Cette séquence illustre parfaitement la mécanique du pouvoir qui s'isole et s'égare dans ses certitudes. Tel l'empereur nu de la fable, drapé d'illusions, le dirigeant entouré de flatteurs finit par croire aux légendes qu'il se raconte à lui-même. Poutine, ivre de visions impériales et messianiques, et Trump, animé d'une foi quasi mystique en un nationalisme économique simpliste, ont l'un comme l'autre succombé au chant des sirènes de leurs convictions, jusqu'à confondre leurs désirs avec la réalité.
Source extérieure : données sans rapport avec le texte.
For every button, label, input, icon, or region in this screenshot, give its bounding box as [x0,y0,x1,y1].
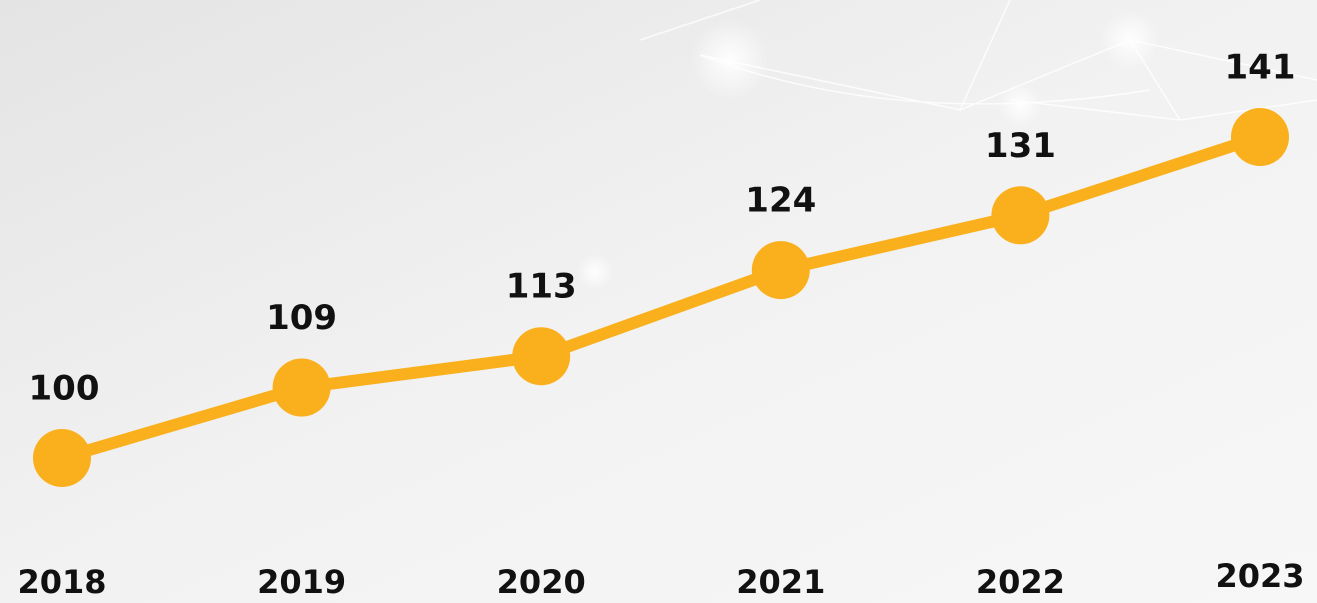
point [33,429,91,487]
x-tick-label: 2022 [976,563,1065,601]
point [272,358,331,417]
value-label: 141 [1225,48,1296,88]
point [991,186,1050,245]
glow [577,254,613,290]
value-label: 131 [985,126,1056,166]
x-tick-label: 2018 [17,563,106,601]
network-decoration [639,0,1317,121]
x-tick-label: 2019 [257,563,346,601]
glow [1100,10,1160,70]
value-label: 100 [29,369,100,409]
point [751,241,810,300]
x-tick-label: 2020 [497,563,586,601]
glow [998,83,1042,127]
point [512,327,571,386]
line [60,131,1262,464]
value-label: 109 [266,298,337,338]
plot: 100 109 113 124 131 141 2018 2019 2020 2021 2022 20… [17,48,1304,602]
glow [690,20,770,100]
x-tick-label: 2023 [1215,557,1304,595]
value-label: 113 [506,267,577,307]
point [1231,108,1289,166]
value-label: 124 [745,181,816,221]
x-tick-label: 2021 [736,563,825,601]
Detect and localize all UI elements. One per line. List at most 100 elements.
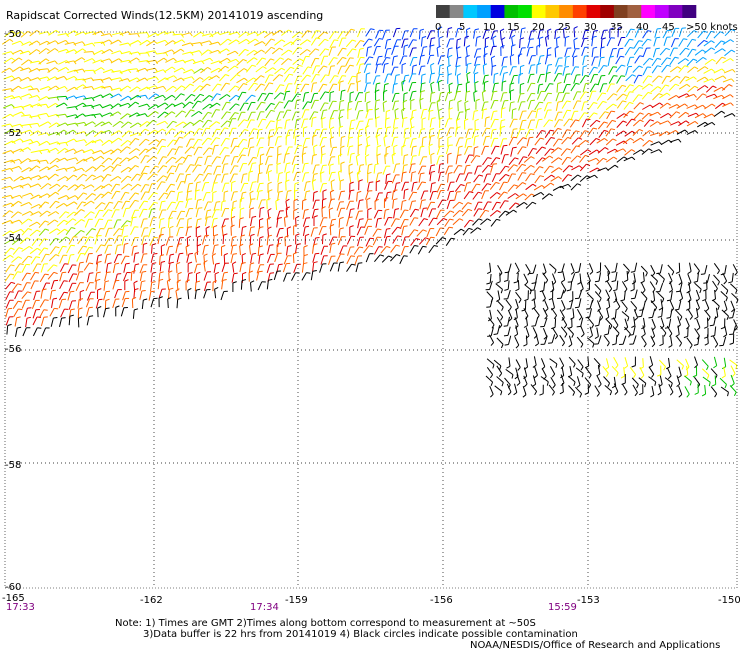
wind-barb-icon [458,201,464,205]
wind-barb-icon [330,91,335,94]
wind-barb-icon [570,263,575,272]
wind-barb-icon [12,148,21,153]
wind-barb-icon [615,130,624,137]
wind-barb-icon [567,174,572,177]
wind-barb-icon [545,65,549,75]
wind-barb-icon [528,65,532,75]
wind-barb-icon [276,228,281,238]
wind-barb-icon [37,175,47,181]
wind-barb-icon [11,256,19,263]
wind-barb-icon [523,307,529,317]
wind-barb-icon [418,66,422,76]
wind-barb-icon [312,200,317,210]
wind-barb-icon [525,264,531,273]
wind-barb-icon [383,89,388,93]
wind-barb-icon [330,128,332,138]
wind-barb-icon [530,289,535,291]
wind-barb-icon [202,245,206,255]
wind-barb-icon [188,252,193,255]
wind-barb-icon [227,38,232,42]
wind-barb-icon [540,192,545,196]
wind-barb-icon [693,76,697,80]
wind-barb-icon [507,280,510,290]
wind-barb-icon [162,175,168,178]
wind-barb-icon [677,325,680,335]
wind-barb-icon [65,138,75,144]
wind-barb-icon [633,316,636,326]
wind-barb-icon [55,237,60,240]
wind-barb-icon [132,296,137,300]
wind-barb-icon [237,139,244,147]
wind-barb-icon [153,201,159,204]
wind-barb-icon [507,316,510,326]
wind-barb-icon [21,291,28,300]
wind-barb-icon [598,316,601,326]
wind-barb-icon [704,326,709,329]
wind-barb-icon [111,50,120,55]
wind-barb-icon [457,38,462,41]
wind-barb-icon [723,280,727,285]
wind-barb-icon [228,39,237,46]
wind-barb-icon [696,76,705,83]
wind-barb-icon [440,91,445,94]
wind-barb-icon [454,191,458,201]
wind-barb-icon [117,175,122,180]
wind-barb-icon [46,40,56,45]
wind-barb-icon [502,80,507,83]
wind-barb-icon [724,29,732,37]
wind-barb-icon [121,225,125,236]
wind-barb-icon [208,147,213,150]
wind-barb-icon [294,128,299,131]
wind-barb-icon [518,101,522,111]
wind-barb-icon [678,83,688,90]
wind-barb-icon [101,202,106,205]
wind-barb-icon [391,155,394,165]
wind-barb-icon [662,29,668,39]
wind-barb-icon [275,120,278,130]
wind-barb-icon [233,200,238,203]
wind-barb-icon [544,308,549,312]
wind-barb-icon [156,181,162,190]
wind-barb-icon [200,49,209,56]
wind-barb-icon [607,164,616,171]
wind-barb-icon [544,55,548,65]
wind-barb-icon [38,31,48,35]
wind-barb-icon [634,289,638,299]
wind-barb-icon [57,66,67,72]
wind-barb-icon [650,149,660,154]
wind-barb-icon [701,359,709,367]
wind-barb-icon [596,92,603,101]
wind-barb-icon [221,155,227,165]
wind-barb-icon [83,139,88,144]
wind-barb-icon [166,165,173,174]
wind-barb-icon [541,146,546,149]
wind-barb-icon [226,48,230,52]
wind-barb-icon [10,95,20,100]
wind-barb-icon [604,385,612,392]
wind-barb-icon [65,49,75,54]
wind-barb-icon [437,129,441,139]
wind-barb-icon [570,83,577,92]
wind-barb-icon [120,59,130,63]
wind-barb-icon [145,184,150,186]
wind-barb-icon [667,264,675,273]
wind-barb-icon [657,111,661,116]
wind-barb-icon [246,57,255,64]
wind-barb-icon [94,193,102,201]
wind-barb-icon [256,129,260,139]
wind-barb-icon [198,50,202,55]
wind-barb-icon [633,102,641,110]
wind-barb-icon [301,263,304,273]
wind-barb-icon [337,47,343,57]
wind-barb-icon [194,190,197,201]
wind-barb-icon [567,156,572,159]
wind-barb-icon [139,290,143,300]
wind-barb-icon [349,181,354,184]
wind-barb-icon [732,308,736,318]
wind-barb-icon [537,84,540,94]
wind-barb-icon [138,128,146,136]
wind-barb-icon [524,284,532,291]
wind-barb-icon [667,102,671,106]
wind-barb-icon [297,46,303,49]
wind-barb-icon [641,92,649,100]
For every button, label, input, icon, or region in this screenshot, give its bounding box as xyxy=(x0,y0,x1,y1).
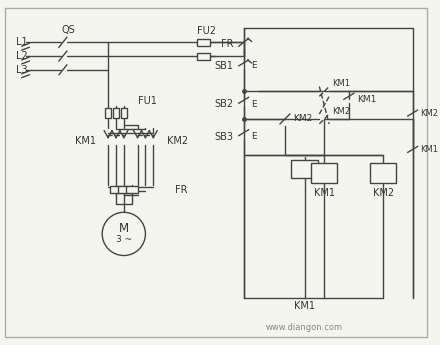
Text: SB3: SB3 xyxy=(215,132,234,142)
Text: KM1: KM1 xyxy=(294,300,315,310)
Bar xyxy=(118,186,130,193)
Text: L1: L1 xyxy=(16,37,27,47)
Bar xyxy=(126,186,138,193)
Bar xyxy=(197,39,210,46)
Text: KM2: KM2 xyxy=(421,109,439,118)
Text: SB2: SB2 xyxy=(215,99,234,109)
Bar xyxy=(121,108,127,118)
Bar xyxy=(312,163,337,183)
Text: FU2: FU2 xyxy=(197,26,216,36)
Text: www.diangon.com: www.diangon.com xyxy=(266,323,343,332)
Text: L3: L3 xyxy=(16,65,27,75)
Text: SB1: SB1 xyxy=(215,61,234,71)
Text: KM2: KM2 xyxy=(373,188,394,198)
Text: E: E xyxy=(252,132,257,141)
Text: 3 ~: 3 ~ xyxy=(116,235,132,244)
Text: E: E xyxy=(252,61,257,70)
Text: KM1: KM1 xyxy=(314,188,335,198)
Text: M: M xyxy=(119,221,129,235)
Text: FR: FR xyxy=(221,39,234,49)
Bar xyxy=(197,53,210,59)
Text: FR: FR xyxy=(175,185,187,195)
Text: KM1: KM1 xyxy=(421,145,439,154)
Text: KM1: KM1 xyxy=(357,95,376,104)
Bar xyxy=(105,108,111,118)
Text: L2: L2 xyxy=(16,51,27,61)
Bar xyxy=(370,163,396,183)
Bar xyxy=(291,160,319,178)
Text: KM1: KM1 xyxy=(332,79,350,88)
Text: KM2: KM2 xyxy=(293,115,312,124)
Text: KM2: KM2 xyxy=(332,107,350,116)
Text: FU1: FU1 xyxy=(138,96,157,106)
Text: KM1: KM1 xyxy=(75,136,96,146)
Text: KM2: KM2 xyxy=(167,136,188,146)
Text: QS: QS xyxy=(62,24,76,34)
Bar xyxy=(113,108,119,118)
Bar xyxy=(110,186,122,193)
Text: E: E xyxy=(252,100,257,109)
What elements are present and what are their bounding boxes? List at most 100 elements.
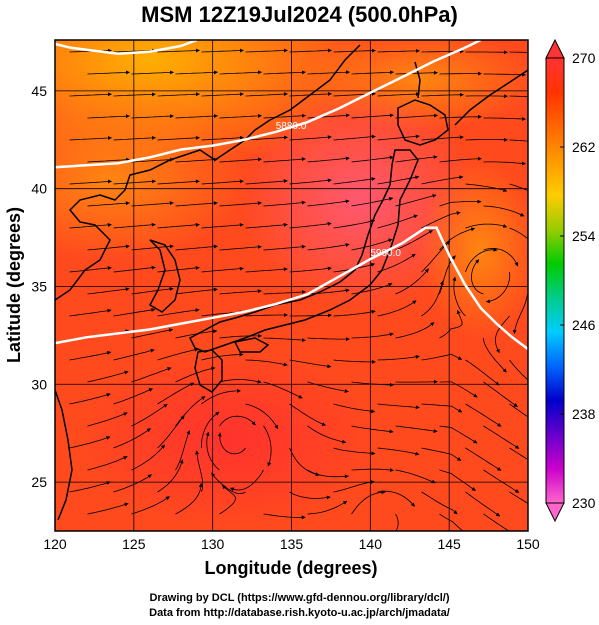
streamline xyxy=(377,403,420,410)
y-axis-label: Latitude (degrees) xyxy=(4,207,24,363)
streamline xyxy=(333,480,375,493)
streamline xyxy=(157,265,200,273)
streamline xyxy=(439,114,482,119)
streamline xyxy=(87,244,130,251)
streamline xyxy=(69,222,112,229)
streamline xyxy=(483,469,520,493)
streamline xyxy=(263,244,306,251)
streamline xyxy=(527,249,528,252)
streamline xyxy=(157,179,200,185)
streamline xyxy=(333,134,376,141)
streamline xyxy=(307,288,350,295)
streamline xyxy=(263,290,306,295)
y-tick-label: 25 xyxy=(31,474,47,490)
streamline xyxy=(229,469,264,492)
streamline xyxy=(175,430,191,471)
colorbar-gradient xyxy=(545,57,565,504)
map-title: MSM 12Z19Jul2024 (500.0hPa) xyxy=(141,2,458,27)
streamline xyxy=(87,502,129,515)
streamline xyxy=(377,48,420,53)
streamline xyxy=(175,287,218,295)
colorbar-tick-label: 238 xyxy=(572,406,596,422)
streamline xyxy=(421,280,444,317)
streamline xyxy=(377,447,420,456)
streamline xyxy=(395,322,435,339)
streamline xyxy=(131,367,172,383)
streamline xyxy=(69,351,112,361)
streamline xyxy=(471,259,484,295)
streamline xyxy=(421,491,458,515)
streamline xyxy=(131,328,174,339)
streamline xyxy=(395,268,429,295)
streamline xyxy=(307,469,349,479)
streamline xyxy=(377,92,420,97)
colorbar-tick-label: 230 xyxy=(572,495,596,511)
streamline xyxy=(157,92,200,97)
streamline xyxy=(483,116,526,121)
coastline-kyushu xyxy=(194,349,223,393)
streamline xyxy=(509,51,528,53)
temperature-field xyxy=(55,40,528,531)
streamline xyxy=(439,156,482,163)
streamline xyxy=(483,381,518,408)
colorbar-ticks: 270 262 254 246 238 230 xyxy=(560,50,596,511)
streamline xyxy=(245,92,288,97)
colorbar-max-triangle xyxy=(545,38,565,59)
streamline xyxy=(465,359,500,386)
streamline xyxy=(245,179,288,185)
streamline xyxy=(175,201,218,207)
streamline xyxy=(69,179,112,185)
streamline xyxy=(219,289,262,295)
streamline xyxy=(465,137,508,142)
streamline xyxy=(113,474,152,493)
streamline xyxy=(333,176,376,185)
streamline xyxy=(175,114,218,119)
x-tick-label: 135 xyxy=(280,536,304,552)
streamline xyxy=(113,135,156,141)
streamline xyxy=(87,370,129,383)
streamline xyxy=(289,221,332,229)
streamline xyxy=(289,313,332,318)
streamline xyxy=(512,293,528,335)
coastline-shikoku xyxy=(233,337,270,353)
streamline xyxy=(465,183,508,193)
streamline xyxy=(465,247,498,273)
streamline xyxy=(351,282,393,295)
streamline xyxy=(219,484,236,515)
streamline xyxy=(157,135,200,141)
streamline xyxy=(157,382,195,405)
streamline xyxy=(289,135,332,141)
streamline xyxy=(219,157,262,163)
streamline xyxy=(351,197,394,207)
streamline xyxy=(263,337,306,343)
streamline xyxy=(421,403,463,413)
colorbar-tick-label: 262 xyxy=(572,139,596,155)
streamline xyxy=(175,244,218,251)
coastline-mainland xyxy=(55,44,361,301)
streamline xyxy=(175,329,218,339)
field-hot-zone-south xyxy=(80,350,380,530)
footer-credit-drawing: Drawing by DCL (https://www.gfd-dennou.o… xyxy=(149,592,450,604)
x-tick-label: 140 xyxy=(359,536,383,552)
streamline xyxy=(439,425,478,444)
coastline-korea xyxy=(148,239,181,313)
streamline xyxy=(421,447,462,461)
field-warm-zone-east xyxy=(420,160,528,340)
colorbar-tick-label: 246 xyxy=(572,317,596,333)
streamline xyxy=(483,247,519,267)
longitude-ticks: 120 125 130 135 140 145 150 xyxy=(43,536,540,552)
streamline xyxy=(509,359,528,381)
streamline xyxy=(421,135,464,141)
streamline xyxy=(113,388,153,405)
streamline xyxy=(201,92,244,97)
streamline xyxy=(439,309,463,339)
streamline xyxy=(69,393,111,405)
streamline xyxy=(245,313,288,318)
coastline-hokkaido xyxy=(397,99,449,146)
streamline xyxy=(483,161,526,166)
streamline xyxy=(307,156,350,163)
streamline xyxy=(69,266,112,273)
streamline xyxy=(509,139,528,142)
streamline xyxy=(289,178,332,185)
streamline xyxy=(421,353,463,361)
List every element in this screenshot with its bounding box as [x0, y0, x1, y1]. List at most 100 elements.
Autour de ces hommes, les conseillers, courtisans et idéologues ont filtré l'information et flatté la doxa du chef, accentuant encore l'aveuglement. L'idéologie a agi comme un prisme qui déformait tout ce qu'ils percevaient du monde extérieur. Pourtant, la vérité finit toujours par surgir, brutale et implacable. On peut l'ignorer ou la retarder, mais non la vaincre.
Pour Poutine, elle a pris la forme d'une guerre qui s'est enlisée aux portes de l'Europe et d'une nation ukrainienne indomptable ; pour Trump, celle d'un chaos financier et commercial qui l'a contraint à un repli tactique précipité. Aujourd'hui, en ce printemps 2025, alors que le président américain ouvre une "période de négociation" de 90 jours avec ses partenaires commerciaux, le monde observe si les leçons du passé seront enfin retenues.
Ainsi, les décisions prises dans le confort illusoire de bulles hermétiques se payent au prix fort. Le déni d'un seul homme, érigé en système de gouvernance, engendre des secousses géopolitiques mondiales : guerre ravageuse d'un côté, désordre économique de l'autre. Et au final, la désillusion, immense, se dresse à la mesure de l'aveuglement initial.